Come il figliol prodigo
Quando un clochard di nome A. si è confidato con me, raccontandomi come mai si fosse ridotto in quello stato di miseria, mi è sembrato di rivedere in lui il figliol prodigo della parabola, che smania per riscattare la sua libertà. Alla mia proposta di farsi vivo con i suoi famigliari, la prima reazione è stata di rifiuto, impossibile mostrare loro come si era ridotto.
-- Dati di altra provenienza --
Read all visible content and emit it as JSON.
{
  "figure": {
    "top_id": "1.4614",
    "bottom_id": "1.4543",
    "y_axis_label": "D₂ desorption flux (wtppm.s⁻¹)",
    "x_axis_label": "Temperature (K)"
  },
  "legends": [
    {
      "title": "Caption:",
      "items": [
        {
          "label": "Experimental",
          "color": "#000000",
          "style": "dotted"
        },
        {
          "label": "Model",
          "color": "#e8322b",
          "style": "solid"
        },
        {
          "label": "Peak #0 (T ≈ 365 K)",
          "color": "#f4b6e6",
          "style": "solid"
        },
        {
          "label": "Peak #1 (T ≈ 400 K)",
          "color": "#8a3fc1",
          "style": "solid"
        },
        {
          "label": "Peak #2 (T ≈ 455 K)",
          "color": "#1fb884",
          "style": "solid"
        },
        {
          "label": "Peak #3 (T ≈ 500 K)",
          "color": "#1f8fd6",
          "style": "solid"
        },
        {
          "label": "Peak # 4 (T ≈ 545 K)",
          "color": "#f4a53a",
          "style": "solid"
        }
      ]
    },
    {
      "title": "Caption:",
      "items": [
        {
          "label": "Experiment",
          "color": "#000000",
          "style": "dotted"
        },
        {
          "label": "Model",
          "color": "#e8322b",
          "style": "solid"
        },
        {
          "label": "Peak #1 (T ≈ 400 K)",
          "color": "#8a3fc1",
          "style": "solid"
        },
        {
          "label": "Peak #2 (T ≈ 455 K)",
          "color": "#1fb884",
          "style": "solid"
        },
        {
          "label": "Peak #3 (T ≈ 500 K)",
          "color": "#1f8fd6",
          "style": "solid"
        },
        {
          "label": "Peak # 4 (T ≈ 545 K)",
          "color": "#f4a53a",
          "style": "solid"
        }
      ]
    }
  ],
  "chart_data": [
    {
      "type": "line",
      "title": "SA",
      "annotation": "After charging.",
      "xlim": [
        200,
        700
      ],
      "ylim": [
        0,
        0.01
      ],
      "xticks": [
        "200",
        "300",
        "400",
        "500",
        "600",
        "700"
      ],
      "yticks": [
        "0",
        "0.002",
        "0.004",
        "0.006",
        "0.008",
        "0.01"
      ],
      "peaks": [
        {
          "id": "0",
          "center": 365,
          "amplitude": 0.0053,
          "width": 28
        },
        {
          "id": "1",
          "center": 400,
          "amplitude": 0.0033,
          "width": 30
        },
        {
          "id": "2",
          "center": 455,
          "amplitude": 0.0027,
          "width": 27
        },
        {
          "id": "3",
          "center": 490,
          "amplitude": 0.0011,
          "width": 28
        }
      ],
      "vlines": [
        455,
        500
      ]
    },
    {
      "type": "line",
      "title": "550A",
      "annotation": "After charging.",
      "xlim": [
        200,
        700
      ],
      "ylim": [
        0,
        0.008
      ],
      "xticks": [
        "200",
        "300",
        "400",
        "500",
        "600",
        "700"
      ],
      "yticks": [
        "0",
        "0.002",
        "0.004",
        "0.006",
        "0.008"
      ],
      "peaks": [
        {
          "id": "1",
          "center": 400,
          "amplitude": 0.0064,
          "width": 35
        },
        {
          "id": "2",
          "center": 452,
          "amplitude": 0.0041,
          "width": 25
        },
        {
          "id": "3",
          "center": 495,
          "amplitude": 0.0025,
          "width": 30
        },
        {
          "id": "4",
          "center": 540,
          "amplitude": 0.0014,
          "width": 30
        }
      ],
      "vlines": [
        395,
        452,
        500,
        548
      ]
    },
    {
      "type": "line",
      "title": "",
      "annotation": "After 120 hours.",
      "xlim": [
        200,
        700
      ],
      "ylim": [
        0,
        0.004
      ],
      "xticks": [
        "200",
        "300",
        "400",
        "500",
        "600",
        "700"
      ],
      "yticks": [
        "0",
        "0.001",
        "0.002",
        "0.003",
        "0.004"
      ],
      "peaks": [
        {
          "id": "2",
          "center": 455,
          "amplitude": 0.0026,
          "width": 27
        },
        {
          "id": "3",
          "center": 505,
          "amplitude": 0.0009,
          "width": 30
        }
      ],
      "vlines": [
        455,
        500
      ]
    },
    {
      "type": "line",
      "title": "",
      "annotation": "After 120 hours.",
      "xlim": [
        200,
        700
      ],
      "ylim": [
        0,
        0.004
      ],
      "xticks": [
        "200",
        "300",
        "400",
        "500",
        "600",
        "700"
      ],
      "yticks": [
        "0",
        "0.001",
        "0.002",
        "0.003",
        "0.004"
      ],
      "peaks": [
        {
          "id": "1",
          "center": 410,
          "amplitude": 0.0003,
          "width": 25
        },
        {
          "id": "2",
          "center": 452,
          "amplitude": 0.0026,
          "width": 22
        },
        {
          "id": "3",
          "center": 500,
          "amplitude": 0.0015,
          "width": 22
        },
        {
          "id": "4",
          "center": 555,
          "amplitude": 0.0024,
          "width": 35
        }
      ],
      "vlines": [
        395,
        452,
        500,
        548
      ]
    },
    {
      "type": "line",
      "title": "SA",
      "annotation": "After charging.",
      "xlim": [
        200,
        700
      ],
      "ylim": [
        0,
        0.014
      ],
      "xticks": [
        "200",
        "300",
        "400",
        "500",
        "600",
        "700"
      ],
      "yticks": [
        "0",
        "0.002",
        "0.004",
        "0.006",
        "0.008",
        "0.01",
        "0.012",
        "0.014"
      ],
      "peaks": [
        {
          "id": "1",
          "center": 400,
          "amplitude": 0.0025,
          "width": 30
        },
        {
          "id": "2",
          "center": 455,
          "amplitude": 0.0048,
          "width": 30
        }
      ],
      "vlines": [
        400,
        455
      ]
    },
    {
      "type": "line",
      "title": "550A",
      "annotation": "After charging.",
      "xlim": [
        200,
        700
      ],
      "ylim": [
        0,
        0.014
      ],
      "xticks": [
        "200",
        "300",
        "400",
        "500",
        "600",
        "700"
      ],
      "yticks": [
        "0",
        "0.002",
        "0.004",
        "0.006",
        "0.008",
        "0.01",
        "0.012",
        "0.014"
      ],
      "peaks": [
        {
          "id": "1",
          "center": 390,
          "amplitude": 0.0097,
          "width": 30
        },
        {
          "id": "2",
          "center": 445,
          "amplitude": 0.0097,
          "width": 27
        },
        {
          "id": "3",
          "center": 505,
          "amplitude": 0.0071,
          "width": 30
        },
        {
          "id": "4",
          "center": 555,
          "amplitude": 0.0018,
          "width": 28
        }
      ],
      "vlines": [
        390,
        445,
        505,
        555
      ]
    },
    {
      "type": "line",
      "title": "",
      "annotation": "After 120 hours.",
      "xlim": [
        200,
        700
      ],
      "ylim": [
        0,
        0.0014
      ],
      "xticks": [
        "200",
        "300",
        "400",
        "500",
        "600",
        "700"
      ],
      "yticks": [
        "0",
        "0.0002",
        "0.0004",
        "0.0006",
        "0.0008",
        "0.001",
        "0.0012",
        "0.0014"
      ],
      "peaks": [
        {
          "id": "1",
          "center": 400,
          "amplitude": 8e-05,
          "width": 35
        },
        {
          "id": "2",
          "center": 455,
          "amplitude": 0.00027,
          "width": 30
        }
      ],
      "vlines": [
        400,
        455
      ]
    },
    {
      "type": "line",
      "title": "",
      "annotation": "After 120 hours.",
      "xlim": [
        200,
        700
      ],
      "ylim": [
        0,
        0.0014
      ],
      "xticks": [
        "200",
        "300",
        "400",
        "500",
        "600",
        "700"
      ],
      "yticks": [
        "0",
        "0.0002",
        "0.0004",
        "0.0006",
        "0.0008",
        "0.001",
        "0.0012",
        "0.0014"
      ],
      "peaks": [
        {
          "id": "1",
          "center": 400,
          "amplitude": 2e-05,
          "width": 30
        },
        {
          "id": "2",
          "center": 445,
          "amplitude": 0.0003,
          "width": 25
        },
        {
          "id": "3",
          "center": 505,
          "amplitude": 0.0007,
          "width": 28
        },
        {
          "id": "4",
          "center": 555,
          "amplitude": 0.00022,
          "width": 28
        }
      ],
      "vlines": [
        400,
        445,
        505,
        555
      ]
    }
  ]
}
La sola idea di presentarsi ai fratelli e alle sorelle, tutti “riusciti” e con una vita realizzata, accresceva la sua umiliazione. Eppure – gli ho ricordato a quel punto – loro non avevano smesso di amarlo, di attenderlo. Non ha replicato ed è rimasto in silenzio. A. si è rifatto vivo dopo qualche giorno. Stavolta chiedeva il mio aiuto per comprare il biglietto aereo e tornare nella sua patria. Senza esitare, gli ho fornito la somma necessaria. Non molto dopo ho ricevuto sue notizie: “Era come mi avevi raccontato. La gioia di riabbracciarmi è stata il vero dono che potevo fare ai miei. Grazie per avermi ricordato perché sono qui”.
(J.G. – Spagna)

Per mano
A causa di un ictus mi ero trovato paralizzato nella parte sinistra del corpo. Di colpo la mia vita era cambiata. A lasciarmi avvilito era anche lo scombussolamento che procuravo nella piccola impresa avviata da poco, nell’andamento della famiglia, nei figli in età adolescenziale. Ho dovuto esercitarmi a lungo per accettare un nuovo regime di vita. Tuttavia, mentre crollava un mondo, vedevo aprirsi dimensioni trascurate e non apprezzate prima: la vita di fede. Da anni, infatti, non pregavo. Dacché riconoscevo la mia fragilità, è stato spontaneo per me riprendere a pregare, non con parole imparate al catechismo, ma dialogando. Ho imparato di nuovo a colloquiare con Dio. Intanto le cure proseguivano.  A un certo punto la ripresa di tutte le funzioni a livello motorio mi ha colto di sorpresa. Ora che sono in convalescenza, posso affermare che l’amore di Dio ha voluto immergermi nella vita in modo pieno e non superficiale. Mi ha preso per mano ed io mi sono aggrappato.
(D.A. – Argentina)

A cura di Maria Grazia Berretta

(tratto da Il Vangelo del Giorno, Città Nuova, anno VII, n.4, novembre-dicembre 2021)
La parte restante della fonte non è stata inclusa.